Doco captures Coast surf mums' epic journey
"I HAD this big smile on face, I was using this long board that wouldn't turn."
Caloundra Surfing Mums coordinator Erika Kirk recalls the first time she got back in the surf after joining the Australian initiative.
The 10-year-long project gets mothers in the sea on a regular basis with a surf swap system; now the Sunshine Coast groups are launching the documentary Surfing Mum's Journey
On the Coast, groups are set up in Caloundra, Alexandra Headland and the Coolum/Noosa region.
Mrs Kirk said when the group meets mums pair off and discuss who will go in the surf first and who will supervise their children.
After about an hour of surfing the mums will swap over.
The Switzerland born surfing mum said it's a great way to "turn off your brain for a while" and for her, helped with cultural integration.
"It allowed me to spend time with mums from Australia, I could ask questions and started to understand Australian humour.

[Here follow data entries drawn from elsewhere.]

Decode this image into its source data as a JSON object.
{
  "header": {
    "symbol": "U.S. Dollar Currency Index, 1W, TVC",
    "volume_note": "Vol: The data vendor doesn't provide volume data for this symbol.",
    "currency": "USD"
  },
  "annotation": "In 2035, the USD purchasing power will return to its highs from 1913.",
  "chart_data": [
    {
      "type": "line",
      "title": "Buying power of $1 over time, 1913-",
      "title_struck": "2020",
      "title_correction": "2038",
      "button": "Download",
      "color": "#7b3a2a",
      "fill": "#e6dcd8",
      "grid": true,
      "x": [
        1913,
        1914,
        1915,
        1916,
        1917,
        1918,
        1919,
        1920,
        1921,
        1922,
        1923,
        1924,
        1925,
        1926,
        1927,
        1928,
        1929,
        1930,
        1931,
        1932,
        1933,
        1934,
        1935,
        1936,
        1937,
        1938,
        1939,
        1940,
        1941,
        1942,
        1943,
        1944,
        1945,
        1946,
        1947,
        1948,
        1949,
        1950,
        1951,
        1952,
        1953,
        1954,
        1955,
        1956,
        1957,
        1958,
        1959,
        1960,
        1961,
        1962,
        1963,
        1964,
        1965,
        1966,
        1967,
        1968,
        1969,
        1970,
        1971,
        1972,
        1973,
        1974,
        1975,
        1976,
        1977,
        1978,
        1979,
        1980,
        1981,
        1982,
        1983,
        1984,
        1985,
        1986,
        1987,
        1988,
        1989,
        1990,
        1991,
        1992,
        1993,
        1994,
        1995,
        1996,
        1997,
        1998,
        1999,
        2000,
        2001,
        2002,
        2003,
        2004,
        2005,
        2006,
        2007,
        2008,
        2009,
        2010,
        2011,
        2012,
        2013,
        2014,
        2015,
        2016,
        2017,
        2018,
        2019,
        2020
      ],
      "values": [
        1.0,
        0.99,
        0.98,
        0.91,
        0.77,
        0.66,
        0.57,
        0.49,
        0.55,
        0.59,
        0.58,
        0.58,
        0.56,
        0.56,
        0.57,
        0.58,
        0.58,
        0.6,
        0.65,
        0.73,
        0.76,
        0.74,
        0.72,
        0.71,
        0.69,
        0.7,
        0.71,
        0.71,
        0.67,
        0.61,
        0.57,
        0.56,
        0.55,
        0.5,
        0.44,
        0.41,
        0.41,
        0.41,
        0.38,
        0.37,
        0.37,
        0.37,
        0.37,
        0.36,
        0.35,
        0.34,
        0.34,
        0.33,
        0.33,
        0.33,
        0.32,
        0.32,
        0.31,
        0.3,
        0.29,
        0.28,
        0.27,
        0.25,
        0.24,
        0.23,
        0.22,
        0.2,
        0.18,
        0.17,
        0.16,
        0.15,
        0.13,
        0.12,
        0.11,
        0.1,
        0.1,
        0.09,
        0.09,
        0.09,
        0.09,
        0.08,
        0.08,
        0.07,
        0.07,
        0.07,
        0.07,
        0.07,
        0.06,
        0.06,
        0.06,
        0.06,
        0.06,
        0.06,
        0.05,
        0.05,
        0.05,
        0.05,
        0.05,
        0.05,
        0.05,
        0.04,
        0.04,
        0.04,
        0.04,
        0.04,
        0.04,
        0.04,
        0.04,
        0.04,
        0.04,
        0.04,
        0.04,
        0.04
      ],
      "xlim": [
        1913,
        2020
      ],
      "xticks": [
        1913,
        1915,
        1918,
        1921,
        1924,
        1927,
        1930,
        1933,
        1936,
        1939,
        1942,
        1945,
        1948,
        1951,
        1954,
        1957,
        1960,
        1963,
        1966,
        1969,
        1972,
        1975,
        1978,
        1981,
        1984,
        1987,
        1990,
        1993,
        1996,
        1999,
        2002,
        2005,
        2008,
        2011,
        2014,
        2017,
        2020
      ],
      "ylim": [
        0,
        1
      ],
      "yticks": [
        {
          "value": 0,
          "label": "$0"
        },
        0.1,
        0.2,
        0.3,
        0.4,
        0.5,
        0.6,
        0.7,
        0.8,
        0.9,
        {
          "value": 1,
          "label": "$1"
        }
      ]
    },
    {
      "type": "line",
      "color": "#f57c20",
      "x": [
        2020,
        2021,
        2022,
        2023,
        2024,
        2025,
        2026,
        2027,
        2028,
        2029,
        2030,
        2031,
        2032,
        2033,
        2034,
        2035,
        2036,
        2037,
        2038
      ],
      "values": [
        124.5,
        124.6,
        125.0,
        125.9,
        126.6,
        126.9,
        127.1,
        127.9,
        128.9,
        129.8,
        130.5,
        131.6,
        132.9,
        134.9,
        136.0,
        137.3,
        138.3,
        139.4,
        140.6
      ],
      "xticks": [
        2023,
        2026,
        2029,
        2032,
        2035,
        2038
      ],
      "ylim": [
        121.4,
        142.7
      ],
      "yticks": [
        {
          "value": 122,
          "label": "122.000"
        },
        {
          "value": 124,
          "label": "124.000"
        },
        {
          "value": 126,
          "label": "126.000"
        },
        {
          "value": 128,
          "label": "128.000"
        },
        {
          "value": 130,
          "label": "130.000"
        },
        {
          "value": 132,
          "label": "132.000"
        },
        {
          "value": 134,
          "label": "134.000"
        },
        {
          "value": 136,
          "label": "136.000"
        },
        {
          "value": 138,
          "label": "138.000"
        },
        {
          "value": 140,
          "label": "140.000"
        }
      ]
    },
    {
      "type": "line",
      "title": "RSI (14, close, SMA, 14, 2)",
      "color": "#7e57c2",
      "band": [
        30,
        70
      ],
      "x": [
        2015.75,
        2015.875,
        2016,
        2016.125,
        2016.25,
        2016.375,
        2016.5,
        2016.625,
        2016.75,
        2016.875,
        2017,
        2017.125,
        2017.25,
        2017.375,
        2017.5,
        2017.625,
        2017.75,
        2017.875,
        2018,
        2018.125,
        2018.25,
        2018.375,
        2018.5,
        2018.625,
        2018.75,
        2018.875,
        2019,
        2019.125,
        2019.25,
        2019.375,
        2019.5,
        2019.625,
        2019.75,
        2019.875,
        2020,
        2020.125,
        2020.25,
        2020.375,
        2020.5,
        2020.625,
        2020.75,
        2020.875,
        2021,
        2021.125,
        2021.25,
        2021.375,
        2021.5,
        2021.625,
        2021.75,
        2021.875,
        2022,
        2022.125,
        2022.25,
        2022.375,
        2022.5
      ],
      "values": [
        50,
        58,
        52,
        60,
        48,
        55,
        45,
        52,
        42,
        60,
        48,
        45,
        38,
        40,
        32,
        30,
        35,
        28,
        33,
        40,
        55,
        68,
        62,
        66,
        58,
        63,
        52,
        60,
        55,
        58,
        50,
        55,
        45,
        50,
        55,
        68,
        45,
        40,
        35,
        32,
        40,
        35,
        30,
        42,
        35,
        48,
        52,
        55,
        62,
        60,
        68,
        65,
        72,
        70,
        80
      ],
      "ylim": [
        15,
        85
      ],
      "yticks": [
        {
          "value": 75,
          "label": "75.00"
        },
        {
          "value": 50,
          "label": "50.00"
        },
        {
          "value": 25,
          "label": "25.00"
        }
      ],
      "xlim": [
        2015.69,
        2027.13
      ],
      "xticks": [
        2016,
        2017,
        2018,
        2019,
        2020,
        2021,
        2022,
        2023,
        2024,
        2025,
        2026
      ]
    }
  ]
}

About 10-15 surfing mums regularly attend the surf sessions twice a week but Mrs Kirk said Caloundra is the second biggest group in Australia with 45-50 members.
"Perth is the only group that's bigger."
The 25 minute documentary is part of the Gaia's Daughters project.
Caloundra Surfing Mums member Paula Tura said: "Understanding that female support groups are a political engagement and essential for a good mental health and post-partum as recovery.
"The meet ups include physical activity and socialisation, so we decided to make a movie about women surfing before and after having children, the struggles, the joys and the discoveries."
Alongside her husband Wil Aguiar the pair directed the documentary and Mr Aguiar filmed the short story.
Thrills Espresso, Currimundi will host the first screening of the documentary on December 14.